- A CSN planeja captar até US$ 1,5 bi por meio de empréstimo com garantias para pagar títulos que vencem e melhorar seu perfil de alavancagem.
- As garantias incluem ações de subsidiárias, entre elas a unidade de cimento.
- Bancos envolvidos na operação seriam Morgan Stanley, Citigroup, Deutsche Bank, BNP Paribas e HSBC.
- A CSN visa reduzir entre R$ 15 bilhões e R$ 18 bilhões da dívida a partir deste ano e busca vender ativos, incluindo a CSN Infraestrutura, para desalavancagem.

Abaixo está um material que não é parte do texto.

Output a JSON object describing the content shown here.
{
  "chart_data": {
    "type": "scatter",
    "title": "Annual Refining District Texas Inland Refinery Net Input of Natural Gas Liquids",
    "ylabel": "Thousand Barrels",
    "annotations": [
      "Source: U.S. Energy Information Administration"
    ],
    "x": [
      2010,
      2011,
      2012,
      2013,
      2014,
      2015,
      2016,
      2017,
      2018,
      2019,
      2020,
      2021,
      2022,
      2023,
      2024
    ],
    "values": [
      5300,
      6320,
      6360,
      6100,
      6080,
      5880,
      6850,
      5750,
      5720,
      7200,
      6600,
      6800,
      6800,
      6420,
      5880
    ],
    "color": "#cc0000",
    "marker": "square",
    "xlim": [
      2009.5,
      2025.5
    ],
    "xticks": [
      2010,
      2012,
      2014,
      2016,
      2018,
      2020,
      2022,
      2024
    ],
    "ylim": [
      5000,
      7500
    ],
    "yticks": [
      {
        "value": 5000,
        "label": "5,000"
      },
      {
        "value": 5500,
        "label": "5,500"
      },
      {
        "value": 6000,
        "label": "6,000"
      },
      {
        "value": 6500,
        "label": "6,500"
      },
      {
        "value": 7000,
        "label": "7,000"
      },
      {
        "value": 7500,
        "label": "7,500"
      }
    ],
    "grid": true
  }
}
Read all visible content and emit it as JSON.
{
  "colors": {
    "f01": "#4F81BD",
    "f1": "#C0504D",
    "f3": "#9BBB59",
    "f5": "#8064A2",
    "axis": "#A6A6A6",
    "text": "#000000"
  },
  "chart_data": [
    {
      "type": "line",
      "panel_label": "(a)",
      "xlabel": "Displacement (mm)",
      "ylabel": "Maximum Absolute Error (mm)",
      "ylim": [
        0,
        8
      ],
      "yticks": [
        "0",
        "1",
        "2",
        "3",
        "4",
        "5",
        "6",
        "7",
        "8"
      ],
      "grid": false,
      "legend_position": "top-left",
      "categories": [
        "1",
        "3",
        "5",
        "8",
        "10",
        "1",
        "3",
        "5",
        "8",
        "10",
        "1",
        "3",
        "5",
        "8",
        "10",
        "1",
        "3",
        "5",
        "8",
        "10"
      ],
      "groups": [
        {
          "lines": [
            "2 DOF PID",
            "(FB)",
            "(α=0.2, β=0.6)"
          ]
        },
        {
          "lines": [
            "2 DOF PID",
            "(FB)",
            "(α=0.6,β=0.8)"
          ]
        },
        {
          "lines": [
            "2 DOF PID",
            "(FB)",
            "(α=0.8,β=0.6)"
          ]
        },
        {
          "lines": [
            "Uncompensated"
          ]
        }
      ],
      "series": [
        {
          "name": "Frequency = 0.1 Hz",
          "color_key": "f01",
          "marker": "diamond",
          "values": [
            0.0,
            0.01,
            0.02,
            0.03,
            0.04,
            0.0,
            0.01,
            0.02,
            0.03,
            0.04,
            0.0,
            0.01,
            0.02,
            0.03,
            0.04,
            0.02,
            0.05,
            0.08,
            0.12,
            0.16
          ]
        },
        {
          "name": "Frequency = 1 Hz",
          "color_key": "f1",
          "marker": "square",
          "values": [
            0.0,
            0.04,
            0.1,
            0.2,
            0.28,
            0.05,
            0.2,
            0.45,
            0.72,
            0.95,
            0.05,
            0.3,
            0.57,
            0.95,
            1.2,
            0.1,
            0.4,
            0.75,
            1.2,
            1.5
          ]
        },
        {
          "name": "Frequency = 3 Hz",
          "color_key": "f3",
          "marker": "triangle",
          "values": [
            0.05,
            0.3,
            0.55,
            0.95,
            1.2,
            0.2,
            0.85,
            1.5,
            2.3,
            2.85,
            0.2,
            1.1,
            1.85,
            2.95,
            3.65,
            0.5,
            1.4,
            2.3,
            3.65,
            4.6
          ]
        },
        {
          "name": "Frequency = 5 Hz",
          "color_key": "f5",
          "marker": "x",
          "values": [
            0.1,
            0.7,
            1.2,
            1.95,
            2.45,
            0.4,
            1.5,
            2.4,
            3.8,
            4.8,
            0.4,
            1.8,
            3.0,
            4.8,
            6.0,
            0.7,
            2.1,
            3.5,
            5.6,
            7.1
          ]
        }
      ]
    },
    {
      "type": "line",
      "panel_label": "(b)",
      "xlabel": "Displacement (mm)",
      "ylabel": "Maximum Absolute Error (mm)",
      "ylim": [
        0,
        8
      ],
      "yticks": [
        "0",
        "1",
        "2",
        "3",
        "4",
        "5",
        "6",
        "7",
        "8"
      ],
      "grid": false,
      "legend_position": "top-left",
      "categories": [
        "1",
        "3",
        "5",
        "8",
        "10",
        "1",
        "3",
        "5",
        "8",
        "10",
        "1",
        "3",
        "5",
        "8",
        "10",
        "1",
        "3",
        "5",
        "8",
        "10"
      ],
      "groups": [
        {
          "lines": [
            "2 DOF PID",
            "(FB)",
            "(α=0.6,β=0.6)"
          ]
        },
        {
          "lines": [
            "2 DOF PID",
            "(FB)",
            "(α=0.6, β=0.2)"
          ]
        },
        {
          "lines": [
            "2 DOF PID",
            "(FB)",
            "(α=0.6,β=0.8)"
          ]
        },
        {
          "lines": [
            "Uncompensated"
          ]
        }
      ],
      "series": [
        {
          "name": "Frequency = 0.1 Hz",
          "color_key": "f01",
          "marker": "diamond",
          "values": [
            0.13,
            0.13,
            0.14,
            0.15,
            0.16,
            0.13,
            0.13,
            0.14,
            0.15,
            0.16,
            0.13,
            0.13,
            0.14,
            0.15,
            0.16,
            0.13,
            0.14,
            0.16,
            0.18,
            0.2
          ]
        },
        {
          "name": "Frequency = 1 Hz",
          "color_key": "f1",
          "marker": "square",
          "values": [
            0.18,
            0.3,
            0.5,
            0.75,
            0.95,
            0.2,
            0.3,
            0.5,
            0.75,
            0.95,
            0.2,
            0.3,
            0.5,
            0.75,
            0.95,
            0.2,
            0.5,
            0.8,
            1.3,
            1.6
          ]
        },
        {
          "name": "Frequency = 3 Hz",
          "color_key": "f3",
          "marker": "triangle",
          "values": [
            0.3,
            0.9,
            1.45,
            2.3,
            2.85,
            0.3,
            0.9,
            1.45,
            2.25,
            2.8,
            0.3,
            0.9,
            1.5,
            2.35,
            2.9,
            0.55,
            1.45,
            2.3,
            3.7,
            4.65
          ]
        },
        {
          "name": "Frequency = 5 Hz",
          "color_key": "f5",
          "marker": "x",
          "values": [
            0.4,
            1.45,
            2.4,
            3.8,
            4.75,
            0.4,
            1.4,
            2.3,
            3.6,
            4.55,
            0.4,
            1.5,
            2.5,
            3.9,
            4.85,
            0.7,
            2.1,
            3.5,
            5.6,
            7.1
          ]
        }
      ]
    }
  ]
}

- A empresa discute venda do cimento com Morgan Stanley e de infraestrutura com Citi e Bradesco, além de buscar um parceiro estratégico para modernizar a operação de aço; acordos devem ocorrer no segundo semestre.
A CSN planeja captar até US$ 1,5 bilhão por meio de um empréstimo com garantias para quitar títulos que vencem e reforçar seu perfil de alavancagem. As garantias viriam das ações de subsidiárias, incluindo a unidade de cimento, segundo fontes próximas ao tema.
Os bancos envolvidos incluem Morgan Stanley, Citigroup, Deutsche Bank, BNP Paribas e HSBC, de acordo com as informações. Os nomes não comentaram oficialmente o plano. As pessoas que falaram pediram para não ser identificadas.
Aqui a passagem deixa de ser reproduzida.